Gegen elf Uhr war ich in Hildesheim - die Erdbeeren hatten sich als nicht die optimalste Grundlage für einen Start in den Tag herausgestellt und ich war froh das just an meiner Strecke eine Gastronomie war die mit Frühstück warb und offen hatte. Die offizielle Frühstückszeit war zwar schon vorbei aber ich durfte mich an dem noch aufgebauten Rest-Buffet bedienen "sie dürfen alles aufessen was da noch steht..."

Dieses attraktive Angebot konnte ich leider nicht voll ausschöpfen :-( Ich habe mir noch ein Brötchen für Unterwegs geschmiert und die Gelegenheit genutzt meine Route bis Helmstedt weiter zu planen.

Die Landschaft entlang dieser Strecke ist hügelig und landwirtschaftlich geprägt - aber wirklich sehr schön wenn man sie einfach an sich vorüber ziehen lassen kann.

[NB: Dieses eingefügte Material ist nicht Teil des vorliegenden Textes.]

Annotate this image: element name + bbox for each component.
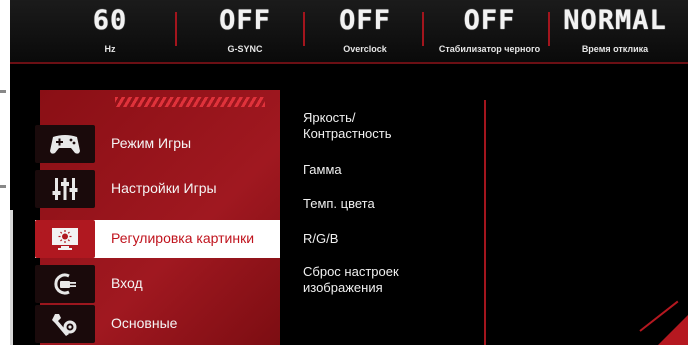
edge-mark	[0, 185, 6, 188]
menu-item-picture[interactable]: Регулировка картинки	[35, 220, 280, 258]
menu-item-label: Режим Игры	[111, 135, 192, 151]
menu-item-label: Настройки Игры	[111, 180, 217, 196]
edge-mark	[0, 90, 6, 93]
input-plug-icon	[35, 265, 95, 303]
sliders-icon	[35, 170, 95, 208]
decorative-corner	[658, 315, 688, 345]
status-divider	[303, 12, 305, 46]
response-time-status: NORMAL Время отклика	[550, 0, 680, 62]
decorative-stripes	[115, 97, 265, 107]
black-stabilizer-status: OFF Стабилизатор черного	[422, 0, 557, 62]
menu-item-game-settings[interactable]: Настройки Игры	[35, 170, 280, 208]
menu-item-label: Регулировка картинки	[111, 230, 255, 246]
submenu-brightness-contrast[interactable]: Яркость/ Контрастность	[303, 110, 423, 142]
menu-item-general[interactable]: Основные	[35, 305, 280, 343]
wrench-gear-icon	[35, 305, 95, 343]
gsync-status: OFF G-SYNC	[190, 0, 300, 62]
response-time-value: NORMAL	[563, 5, 667, 36]
overclock-label: Overclock	[343, 44, 387, 54]
status-divider	[175, 12, 177, 46]
gamepad-icon	[35, 125, 95, 163]
menu-item-input[interactable]: Вход	[35, 265, 280, 303]
gsync-value: OFF	[219, 5, 271, 36]
black-stabilizer-value: OFF	[463, 5, 516, 36]
submenu-gamma[interactable]: Гамма	[303, 162, 342, 178]
overclock-status: OFF Overclock	[310, 0, 420, 62]
monitor-brightness-icon	[35, 220, 95, 258]
refresh-rate-label: Hz	[104, 44, 116, 54]
gsync-label: G-SYNC	[227, 44, 263, 54]
submenu-reset-picture[interactable]: Сброс настроек изображения	[303, 264, 433, 296]
submenu-rgb[interactable]: R/G/B	[303, 231, 338, 247]
refresh-rate-value: 60	[92, 5, 128, 36]
panel-edge-line	[10, 210, 13, 345]
refresh-rate-status: 60 Hz	[70, 0, 150, 62]
picture-submenu: Яркость/ Контрастность Гамма Темп. цвета…	[290, 100, 480, 345]
menu-item-label: Вход	[111, 275, 143, 291]
black-stabilizer-label: Стабилизатор черного	[438, 44, 541, 54]
menu-item-game-mode[interactable]: Режим Игры	[35, 125, 280, 163]
menu-item-label: Основные	[111, 315, 178, 331]
column-separator	[484, 100, 486, 345]
response-time-label: Время отклика	[581, 44, 649, 54]
submenu-color-temp[interactable]: Темп. цвета	[303, 196, 375, 212]
status-bar: 60 Hz OFF G-SYNC OFF Overclock OFF Стаби…	[10, 0, 688, 64]
overclock-value: OFF	[339, 5, 391, 36]
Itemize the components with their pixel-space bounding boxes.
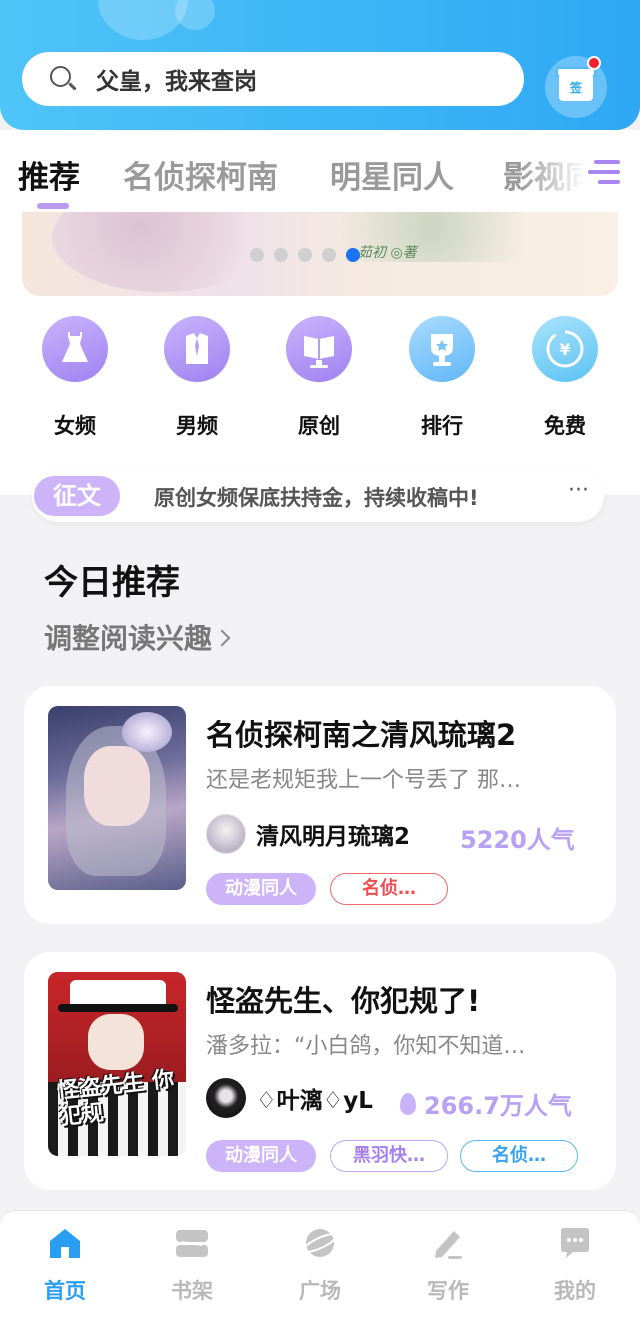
avatar	[206, 1078, 246, 1118]
category-tabs: 推荐 名侦探柯南 明星同人 影视同	[0, 130, 640, 212]
book-card[interactable]: 怪盗先生 你犯规 怪盗先生、你犯规了! 潘多拉：“小白鸽，你知不知道… ♢叶漓♢…	[24, 952, 616, 1190]
tab-celebrity-fanfic[interactable]: 明星同人	[330, 152, 454, 197]
announcement-text: 原创女频保底扶持金，持续收稿中!	[154, 486, 479, 510]
category-label: 原创	[298, 414, 340, 438]
search-icon	[48, 64, 78, 94]
svg-text:¥: ¥	[559, 340, 570, 359]
announcement-badge: 征文	[34, 476, 120, 516]
trophy-icon	[409, 316, 475, 382]
author-name: ♢叶漓♢yL	[256, 1088, 373, 1114]
tag-chip[interactable]: 名侦…	[330, 873, 448, 905]
category-male[interactable]: 男频	[137, 316, 257, 440]
section-title: 今日推荐	[44, 563, 180, 603]
chat-bubble-icon	[557, 1225, 593, 1261]
more-icon[interactable]: ···	[568, 478, 589, 503]
category-label: 免费	[544, 414, 586, 438]
book-author[interactable]: ♢叶漓♢yL	[206, 1078, 373, 1118]
announcement-bar[interactable]: 征文 原创女频保底扶持金，持续收稿中! ···	[32, 470, 604, 522]
pagination-dot[interactable]	[322, 248, 336, 262]
book-author[interactable]: 清风明月琉璃2	[206, 814, 410, 854]
popularity-count: 5220人气	[460, 820, 575, 855]
nav-write[interactable]: 写作	[398, 1225, 498, 1305]
book-title: 名侦探柯南之清风琉璃2	[206, 718, 517, 752]
dress-icon	[42, 316, 108, 382]
book-title: 怪盗先生、你犯规了!	[206, 984, 481, 1018]
nav-label: 书架	[171, 1279, 213, 1303]
banner-signature: 茹初 ◎著	[358, 245, 417, 261]
nav-bookshelf[interactable]: 书架	[142, 1225, 242, 1305]
tag-chip[interactable]: 动漫同人	[206, 1140, 316, 1172]
category-shortcuts: 女频 男频 原创 排行 ¥ 免费	[0, 316, 640, 446]
pagination-dot[interactable]	[298, 248, 312, 262]
book-cover[interactable]: 怪盗先生 你犯规	[48, 972, 186, 1156]
nav-label: 写作	[427, 1279, 469, 1303]
bookshelf-icon	[174, 1225, 210, 1261]
category-label: 排行	[421, 414, 463, 438]
banner-pagination	[250, 248, 360, 264]
category-ranking[interactable]: 排行	[382, 316, 502, 440]
nav-profile[interactable]: 我的	[525, 1225, 625, 1305]
nav-home[interactable]: 首页	[15, 1225, 115, 1305]
search-bar[interactable]: 父皇，我来查岗	[22, 52, 524, 106]
book-card[interactable]: 名侦探柯南之清风琉璃2 还是老规矩我上一个号丢了 那… 清风明月琉璃2 5220…	[24, 686, 616, 924]
popularity-label: 5220人气	[460, 826, 575, 854]
pagination-dot[interactable]	[250, 248, 264, 262]
adjust-interests-label: 调整阅读兴趣	[44, 622, 213, 655]
tab-fade	[520, 130, 640, 212]
category-label: 男频	[176, 414, 218, 438]
nav-label: 首页	[44, 1279, 86, 1303]
pagination-dot-active[interactable]	[346, 248, 360, 262]
nav-label: 广场	[299, 1279, 341, 1303]
pagination-dot[interactable]	[274, 248, 288, 262]
signin-label: 签	[569, 81, 582, 95]
planet-icon	[302, 1225, 338, 1261]
notification-dot	[587, 56, 601, 70]
book-description: 潘多拉：“小白鸽，你知不知道…	[206, 1034, 526, 1059]
search-placeholder: 父皇，我来查岗	[96, 69, 257, 95]
avatar	[206, 814, 246, 854]
top-header: 父皇，我来查岗 签	[0, 0, 640, 130]
popularity-count: 266.7万人气	[400, 1086, 572, 1121]
tag-chip[interactable]: 名侦…	[460, 1140, 578, 1172]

Als ich in Königslutter eintrudelte war es kurz vor sechs - kurz noch beim Supermarkt die Getränkevorräte ergänzt und einen Einheimischen nach Unterkünften gefragt. Campingplätze gibt es nicht in der näheren Umgebung, aber man habe wohl einige Hotels. Das Online-Buchungsportal beschied mir das aktuell die Preise für ein Zimmer in der Stadt bei 60€ anfängen - ich entschied mich das ich weiterradeln würde und in Hinterland nach einem Platz zum Schlafen suchen würde.

Gleich der nächste Ort, Rottdorf, versprach gute Chancen auf ein Plätzchen Wiese. Also kurvte ich durch den Ort und fragte bei Leuten an deren Grundstücke ein geeignetes Wiesenstück grenzt an ob ich dort für die Nacht mein Zelt aufschlagen könne. Die Ergebnisse dieser Anfragen waren eher frustran. DIe meisten wohnten zur Miete und konnten keine solche Entscheidung fällen. Der Rest hatte unverholen keine Lust auf ein Zelt in ihrem Vorgarten. mit teilweise offenem Mißtrauen wurde ich beobachtet ob ich denn nun auch wirklich wieder aus der Einfahrt verschwinde - eine eigenartige Stimmung...

Ein ANwohner gab mir einen Hinweis auf ein Wiesenstück auf dem immer wider Leute zelten würden - man müsse nur den Besitzer fragen. Alle Menschen die an die betreffende Wiese angrenzten waren aber nicht Besitzer der Wiese und als ich endlich dessen Wohnhaus fand war da niemand zuhause. Über eineinhalb Stunden hatte ich für nichts verplempert.

Ich radelte weiter, fest entschlossen mich ins nächste attraktive Gebüsch zu schlagen. Da kam ich an einem einzeln gelegenen Landgut vorbei - ich versuchte noch mal mein Glück - und dieses mal hatte ich welches! Der Besitzer des Hofs meinte das ich bei ihm mit einer solchen Frage genau richtig sei und das er mich heute mit meinem Rad auf der B1 gesehen hätte. Im Endefekt hatte ich einen hübschen Zeltplatz mitten auf dem Hof direkt unter einem schönen Nussbaum. Ich konnte ein Bad nutzen und in der Schlachtküche des Hof mein Essen kochen. Nach der langen Suche war das echt eine Erlösung. Ich war bald fest eingeschlafen.